At 298 K, 1.20 mol BrCl(g) is introduced into a 10.0 −L vessel, and equilibrium is established in the reaction.
BrCl(g)⇌1/2Br2(g)+1/2Cl2(g)
A) Calculate the amount of BrCl(g) present when equilibrium is established. [Hint: Use ΔG0[Br2(g)]=3.11kJ/mol, ΔG0[BrCl(g)]=−0.98kJ/mol.]
B) Calculate the amount of Br2(g) present when equilibrium is established.

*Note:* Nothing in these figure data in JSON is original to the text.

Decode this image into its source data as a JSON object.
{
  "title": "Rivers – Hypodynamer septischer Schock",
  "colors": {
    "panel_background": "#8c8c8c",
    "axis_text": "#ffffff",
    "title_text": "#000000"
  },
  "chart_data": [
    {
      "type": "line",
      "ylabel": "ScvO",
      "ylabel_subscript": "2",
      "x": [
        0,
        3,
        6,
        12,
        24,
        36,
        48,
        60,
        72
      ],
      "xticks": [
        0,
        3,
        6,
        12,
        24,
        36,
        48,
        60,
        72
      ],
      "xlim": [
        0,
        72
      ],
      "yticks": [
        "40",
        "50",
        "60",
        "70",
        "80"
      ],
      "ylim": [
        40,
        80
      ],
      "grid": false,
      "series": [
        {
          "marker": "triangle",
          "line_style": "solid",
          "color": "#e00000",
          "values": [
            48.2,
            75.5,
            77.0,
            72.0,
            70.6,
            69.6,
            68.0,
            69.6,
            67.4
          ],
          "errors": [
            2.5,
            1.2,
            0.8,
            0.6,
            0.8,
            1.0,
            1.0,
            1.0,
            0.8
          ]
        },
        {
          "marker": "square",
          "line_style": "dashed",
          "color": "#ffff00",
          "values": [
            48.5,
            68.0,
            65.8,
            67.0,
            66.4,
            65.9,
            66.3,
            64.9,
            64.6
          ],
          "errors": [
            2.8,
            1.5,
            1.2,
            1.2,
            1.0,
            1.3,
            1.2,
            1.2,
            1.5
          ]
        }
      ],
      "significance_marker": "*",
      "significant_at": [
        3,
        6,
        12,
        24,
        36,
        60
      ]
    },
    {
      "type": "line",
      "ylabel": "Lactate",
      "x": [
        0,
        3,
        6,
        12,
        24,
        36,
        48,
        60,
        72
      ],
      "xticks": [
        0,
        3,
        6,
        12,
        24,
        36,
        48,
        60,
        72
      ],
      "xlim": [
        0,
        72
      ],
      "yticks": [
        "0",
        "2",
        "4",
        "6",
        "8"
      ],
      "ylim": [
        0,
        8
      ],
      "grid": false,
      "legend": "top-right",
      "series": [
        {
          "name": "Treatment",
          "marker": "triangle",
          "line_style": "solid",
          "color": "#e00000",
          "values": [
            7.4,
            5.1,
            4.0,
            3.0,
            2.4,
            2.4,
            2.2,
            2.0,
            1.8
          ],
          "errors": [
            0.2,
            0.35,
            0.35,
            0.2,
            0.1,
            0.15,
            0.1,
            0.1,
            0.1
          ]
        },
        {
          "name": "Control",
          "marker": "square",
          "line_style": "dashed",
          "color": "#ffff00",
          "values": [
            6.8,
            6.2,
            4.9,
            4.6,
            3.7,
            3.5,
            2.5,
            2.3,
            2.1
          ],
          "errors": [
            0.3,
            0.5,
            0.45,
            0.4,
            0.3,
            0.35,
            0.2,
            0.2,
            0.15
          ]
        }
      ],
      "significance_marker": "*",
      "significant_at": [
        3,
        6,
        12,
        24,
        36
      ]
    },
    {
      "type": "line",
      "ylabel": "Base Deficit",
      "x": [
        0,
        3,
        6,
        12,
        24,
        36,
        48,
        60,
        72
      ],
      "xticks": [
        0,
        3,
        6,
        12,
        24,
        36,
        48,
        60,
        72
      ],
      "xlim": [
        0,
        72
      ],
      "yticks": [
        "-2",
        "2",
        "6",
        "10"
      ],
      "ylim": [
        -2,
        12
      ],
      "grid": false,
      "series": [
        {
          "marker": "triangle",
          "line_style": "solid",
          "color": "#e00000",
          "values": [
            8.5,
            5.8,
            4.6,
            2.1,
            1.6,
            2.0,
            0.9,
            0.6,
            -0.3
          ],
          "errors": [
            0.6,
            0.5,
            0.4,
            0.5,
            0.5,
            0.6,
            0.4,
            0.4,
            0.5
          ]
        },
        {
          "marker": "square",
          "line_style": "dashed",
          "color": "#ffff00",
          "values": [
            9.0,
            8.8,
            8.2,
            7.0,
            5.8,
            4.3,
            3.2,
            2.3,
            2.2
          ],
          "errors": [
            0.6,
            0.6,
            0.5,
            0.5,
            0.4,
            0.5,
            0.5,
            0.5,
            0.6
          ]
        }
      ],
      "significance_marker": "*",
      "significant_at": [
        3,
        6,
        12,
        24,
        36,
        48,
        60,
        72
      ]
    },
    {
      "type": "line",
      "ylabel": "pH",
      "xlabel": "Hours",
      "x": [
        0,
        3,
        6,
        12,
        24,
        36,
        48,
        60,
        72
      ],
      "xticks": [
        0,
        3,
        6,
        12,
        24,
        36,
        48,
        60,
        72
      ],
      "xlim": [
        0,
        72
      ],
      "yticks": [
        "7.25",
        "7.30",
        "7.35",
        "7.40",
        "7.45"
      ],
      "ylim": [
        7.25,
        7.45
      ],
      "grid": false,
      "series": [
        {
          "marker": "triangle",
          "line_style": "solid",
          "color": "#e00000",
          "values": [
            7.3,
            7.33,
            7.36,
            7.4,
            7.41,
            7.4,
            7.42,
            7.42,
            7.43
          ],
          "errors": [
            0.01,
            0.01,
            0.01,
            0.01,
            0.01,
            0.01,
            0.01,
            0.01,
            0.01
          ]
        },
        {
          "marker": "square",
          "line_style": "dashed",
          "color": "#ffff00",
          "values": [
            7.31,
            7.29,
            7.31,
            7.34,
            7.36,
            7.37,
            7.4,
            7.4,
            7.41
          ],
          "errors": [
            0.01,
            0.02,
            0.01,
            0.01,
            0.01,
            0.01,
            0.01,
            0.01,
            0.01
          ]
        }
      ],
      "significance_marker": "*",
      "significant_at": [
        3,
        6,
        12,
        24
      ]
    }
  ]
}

C) Calculate the amount of Cl2(g) present when equilibrium is established.
ΔG0 = 1/2 (3.11-(-0.98))
=2.535
2.535 = -RT ln K
2.535 x10^3 = -(8.314x298) lnK
K= 0.359
2BrCl <=> Br2+ Cl2
I 0.12 0 0
C -2x x x
E 0.12-2x x x
0.359 = x^2 / 0.12-2x
0 = x^2 + 0.718x-0.04308
x = 0.05568M
[BrCl] = 0.12-2x
= 0.12-2(0.05568M)
= 8.64x10^-3
( 8.64x10^-3 )(10L)
= 0.0864mol
[Br2] = [Cl2] = 0.05568x10L
=0.5568mol
See my response below at your first answer from Bob Pursley.

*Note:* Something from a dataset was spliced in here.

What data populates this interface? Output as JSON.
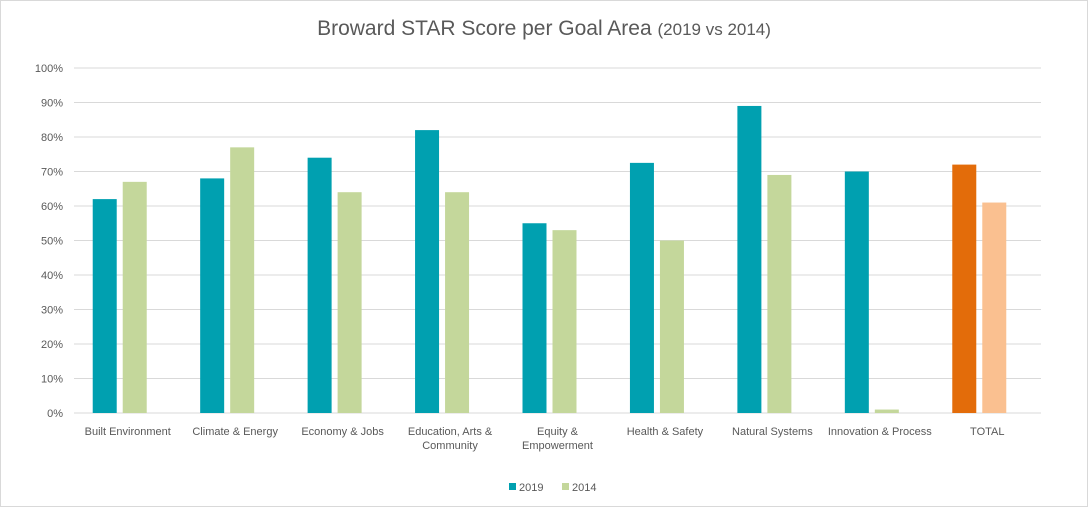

To calculate the amounts of each species at equilibrium, you need to use the equilibrium constant expression and the balanced equation for the reaction.

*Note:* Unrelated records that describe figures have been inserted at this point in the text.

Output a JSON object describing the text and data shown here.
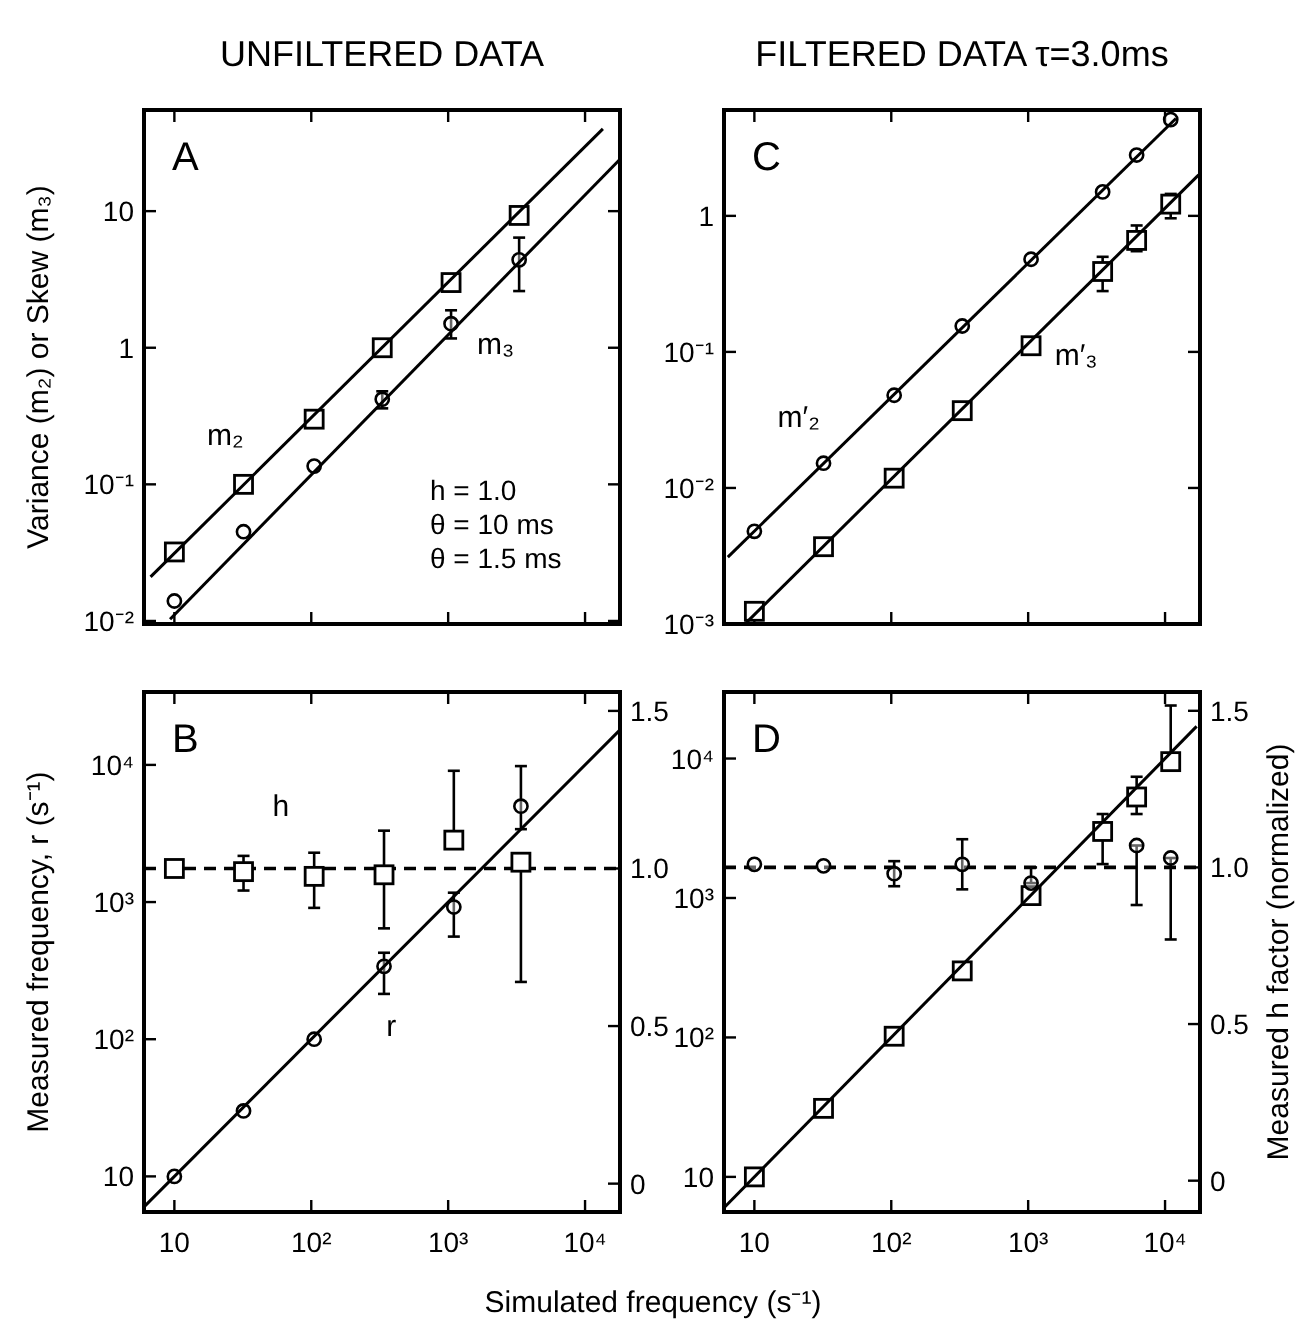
{
  "chart_data": [
    {
      "type": "scatter",
      "title": "UNFILTERED DATA",
      "ylabel": "Variance (m₂) or Skew (m₃)",
      "log": "xy",
      "xlim": [
        6,
        18000
      ],
      "ylim": [
        0.0095,
        55
      ],
      "xticks": [
        {
          "value": 10,
          "label": null
        },
        {
          "value": 100,
          "label": null
        },
        {
          "value": 1000,
          "label": null
        },
        {
          "value": 10000,
          "label": null
        }
      ],
      "yticks": [
        {
          "value": 0.01,
          "label": "10⁻²"
        },
        {
          "value": 0.1,
          "label": "10⁻¹"
        },
        {
          "value": 1,
          "label": "1"
        },
        {
          "value": 10,
          "label": "10"
        }
      ],
      "tick_labels": "y",
      "x": [
        10,
        32,
        105,
        330,
        1050,
        3300
      ],
      "series": [
        {
          "color": "#000000",
          "marker": "square",
          "values": [
            0.032,
            0.1,
            0.3,
            1,
            3,
            9.3
          ]
        },
        {
          "color": "#000000",
          "marker": "circle",
          "values": [
            0.014,
            0.045,
            0.136,
            0.42,
            1.5,
            4.4
          ],
          "errors": [
            null,
            null,
            null,
            [
              0.36,
              0.48
            ],
            [
              1.17,
              1.88
            ],
            [
              2.6,
              6.4
            ]
          ]
        },
        {
          "type": "line",
          "name": "m₂",
          "color": "#000000",
          "x": [
            6.7,
            13500
          ],
          "values": [
            0.021,
            40
          ]
        },
        {
          "type": "line",
          "name": "m₃",
          "color": "#000000",
          "x": [
            9.3,
            18000
          ],
          "values": [
            0.0103,
            24
          ]
        }
      ],
      "annotations": [
        "A",
        "h = 1.0",
        "θ = 10 ms",
        "θ = 1.5 ms"
      ]
    },
    {
      "type": "scatter",
      "title": "FILTERED DATA τ=3.0ms",
      "log": "xy",
      "xlim": [
        6,
        18000
      ],
      "ylim": [
        0.001,
        6
      ],
      "xticks": [
        {
          "value": 10,
          "label": null
        },
        {
          "value": 100,
          "label": null
        },
        {
          "value": 1000,
          "label": null
        },
        {
          "value": 10000,
          "label": null
        }
      ],
      "yticks": [
        {
          "value": 0.001,
          "label": "10⁻³"
        },
        {
          "value": 0.01,
          "label": "10⁻²"
        },
        {
          "value": 0.1,
          "label": "10⁻¹"
        },
        {
          "value": 1,
          "label": "1"
        }
      ],
      "tick_labels": "y",
      "x": [
        10,
        32,
        105,
        330,
        1050,
        3500,
        6200,
        11000
      ],
      "series": [
        {
          "color": "#000000",
          "marker": "circle",
          "values": [
            0.0048,
            0.0152,
            0.048,
            0.155,
            0.48,
            1.5,
            2.8,
            5.1
          ]
        },
        {
          "color": "#000000",
          "marker": "square",
          "values": [
            0.00124,
            0.0037,
            0.0118,
            0.037,
            0.111,
            0.39,
            0.66,
            1.22
          ],
          "errors": [
            null,
            null,
            null,
            null,
            null,
            [
              0.28,
              0.5
            ],
            [
              0.55,
              0.85
            ],
            [
              0.96,
              1.45
            ]
          ]
        },
        {
          "type": "line",
          "name": "m′₂",
          "color": "#000000",
          "x": [
            6.4,
            12000
          ],
          "values": [
            0.0031,
            5.2
          ]
        },
        {
          "type": "line",
          "name": "m′₃",
          "color": "#000000",
          "x": [
            8.7,
            17600
          ],
          "values": [
            0.00102,
            2.0
          ]
        }
      ],
      "annotations": [
        "C"
      ]
    },
    {
      "type": "scatter",
      "ylabel": "Measured frequency, r (s⁻¹)",
      "xlabel": "Simulated frequency (s⁻¹)",
      "log": "xy",
      "xlim": [
        6,
        18000
      ],
      "ylim": [
        5.5,
        34000
      ],
      "y2lim": [
        -0.09,
        1.56
      ],
      "xticks": [
        {
          "value": 10,
          "label": "10"
        },
        {
          "value": 100,
          "label": "10²"
        },
        {
          "value": 1000,
          "label": "10³"
        },
        {
          "value": 10000,
          "label": "10⁴"
        }
      ],
      "yticks": [
        {
          "value": 10,
          "label": "10"
        },
        {
          "value": 100,
          "label": "10²"
        },
        {
          "value": 1000,
          "label": "10³"
        },
        {
          "value": 10000,
          "label": "10⁴"
        }
      ],
      "y2ticks": [
        {
          "value": 0,
          "label": "0"
        },
        {
          "value": 0.5,
          "label": "0.5"
        },
        {
          "value": 1,
          "label": "1.0"
        },
        {
          "value": 1.5,
          "label": "1.5"
        }
      ],
      "x": [
        10,
        32,
        105,
        340,
        1100,
        3400
      ],
      "series": [
        {
          "color": "#000000",
          "marker": "circle",
          "values": [
            10,
            30,
            100,
            340,
            920,
            5000
          ],
          "errors": [
            null,
            null,
            null,
            [
              214,
              427
            ],
            [
              560,
              1170
            ],
            [
              3400,
              9800
            ]
          ]
        },
        {
          "color": "#000000",
          "marker": "square",
          "axis": "y2",
          "values": [
            1.0,
            0.99,
            0.975,
            0.98,
            1.09,
            1.02
          ],
          "errors": [
            null,
            [
              0.93,
              1.04
            ],
            [
              0.875,
              1.05
            ],
            [
              0.81,
              1.12
            ],
            [
              1.09,
              1.31
            ],
            [
              0.64,
              1.02
            ]
          ]
        },
        {
          "type": "line",
          "name": "r",
          "color": "#000000",
          "x": [
            6,
            18000
          ],
          "values": [
            6,
            18000
          ]
        }
      ],
      "ref_lines": [
        {
          "axis": "y2",
          "value": 1.0,
          "label": "h",
          "line_style": "dashed"
        }
      ],
      "annotations": [
        "B"
      ]
    },
    {
      "type": "scatter",
      "y2label": "Measured h factor (normalized)",
      "log": "xy",
      "xlim": [
        6,
        18000
      ],
      "ylim": [
        5.6,
        30000
      ],
      "y2lim": [
        -0.1,
        1.56
      ],
      "xticks": [
        {
          "value": 10,
          "label": "10"
        },
        {
          "value": 100,
          "label": "10²"
        },
        {
          "value": 1000,
          "label": "10³"
        },
        {
          "value": 10000,
          "label": "10⁴"
        }
      ],
      "yticks": [
        {
          "value": 10,
          "label": "10"
        },
        {
          "value": 100,
          "label": "10²"
        },
        {
          "value": 1000,
          "label": "10³"
        },
        {
          "value": 10000,
          "label": "10⁴"
        }
      ],
      "y2ticks": [
        {
          "value": 0,
          "label": "0"
        },
        {
          "value": 0.5,
          "label": "0.5"
        },
        {
          "value": 1,
          "label": "1.0"
        },
        {
          "value": 1.5,
          "label": "1.5"
        }
      ],
      "x": [
        10,
        32,
        105,
        330,
        1050,
        3500,
        6200,
        11000
      ],
      "series": [
        {
          "color": "#000000",
          "marker": "square",
          "values": [
            10,
            31,
            102,
            300,
            1040,
            3000,
            5300,
            9500
          ],
          "errors": [
            null,
            null,
            null,
            null,
            null,
            [
              1750,
              4000
            ],
            [
              4000,
              7400
            ],
            [
              9500,
              24000
            ]
          ]
        },
        {
          "color": "#000000",
          "marker": "circle",
          "axis": "y2",
          "values": [
            1.01,
            1.005,
            0.98,
            1.01,
            0.95,
            null,
            1.07,
            1.03
          ],
          "errors": [
            null,
            null,
            [
              0.94,
              1.02
            ],
            [
              0.93,
              1.09
            ],
            [
              0.95,
              1.0
            ],
            null,
            [
              0.88,
              1.07
            ],
            [
              0.77,
              1.03
            ]
          ]
        },
        {
          "type": "line",
          "color": "#000000",
          "x": [
            6,
            17000
          ],
          "values": [
            6,
            17000
          ]
        }
      ],
      "ref_lines": [
        {
          "axis": "y2",
          "value": 1.0,
          "line_style": "dashed"
        }
      ],
      "annotations": [
        "D"
      ]
    }
  ]
}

A) The equilibrium constant expression for the reaction is given by:
K = ([Br2]^(1/2) * [Cl2]^(1/2)) / [BrCl]^2
We can calculate the value of K using the equation:
ΔG0 = -RT ln K
Given:
ΔG0[Br2(g)] = 3.11 kJ/mol
ΔG0[BrCl(g)] = -0.98 kJ/mol
ΔG0 = 1/2 (ΔG0[Br2(g)] - ΔG0[BrCl(g)])
ΔG0 = 1/2 (3.11 - (-0.98)) kJ/mol
ΔG0 = 2.535 kJ/mol
Now, we can use the equation to calculate K:
2.535 kJ/mol = -(8.314 J/(mol*K) * 298 K) * ln K
2.535 * 10^3 = -2474.372 * ln K
ln K = -2.535 * 10^3 / -2474.372
ln K = 1.0255
K = e^(ln K)
K = e^(1.0255)
K ≈ 2.782
Now, we can calculate the amount of BrCl(g) present when equilibrium is established:
[BrCl] = [Initial BrCl] - 2x
[BrCl] = 1.20 mol - 2(0.05568 mol)
[BrCl] ≈ 0.0864 mol
B) Since the stoichiometric coefficient of Br2 is 1/2 in the balanced equation, the amount of Br2(g) present at equilibrium will be equal to 1/2 of the amount of BrCl(g):
[Br2] = (1/2) * [BrCl]
[Br2] ≈ 0.0864 mol
C) Similarly, the amount of Cl2(g) present at equilibrium will also be equal to 1/2 of the amount of BrCl(g):
[Cl2] = (1/2) * [BrCl]
[Cl2] ≈ 0.0864 mol
Therefore, at equilibrium, the amount of BrCl(g) present is approximately 0.0864 mol, the amount of Br2(g) present is approximately 0.0864 mol, and the amount of Cl2(g) present is approximately 0.0864 mol.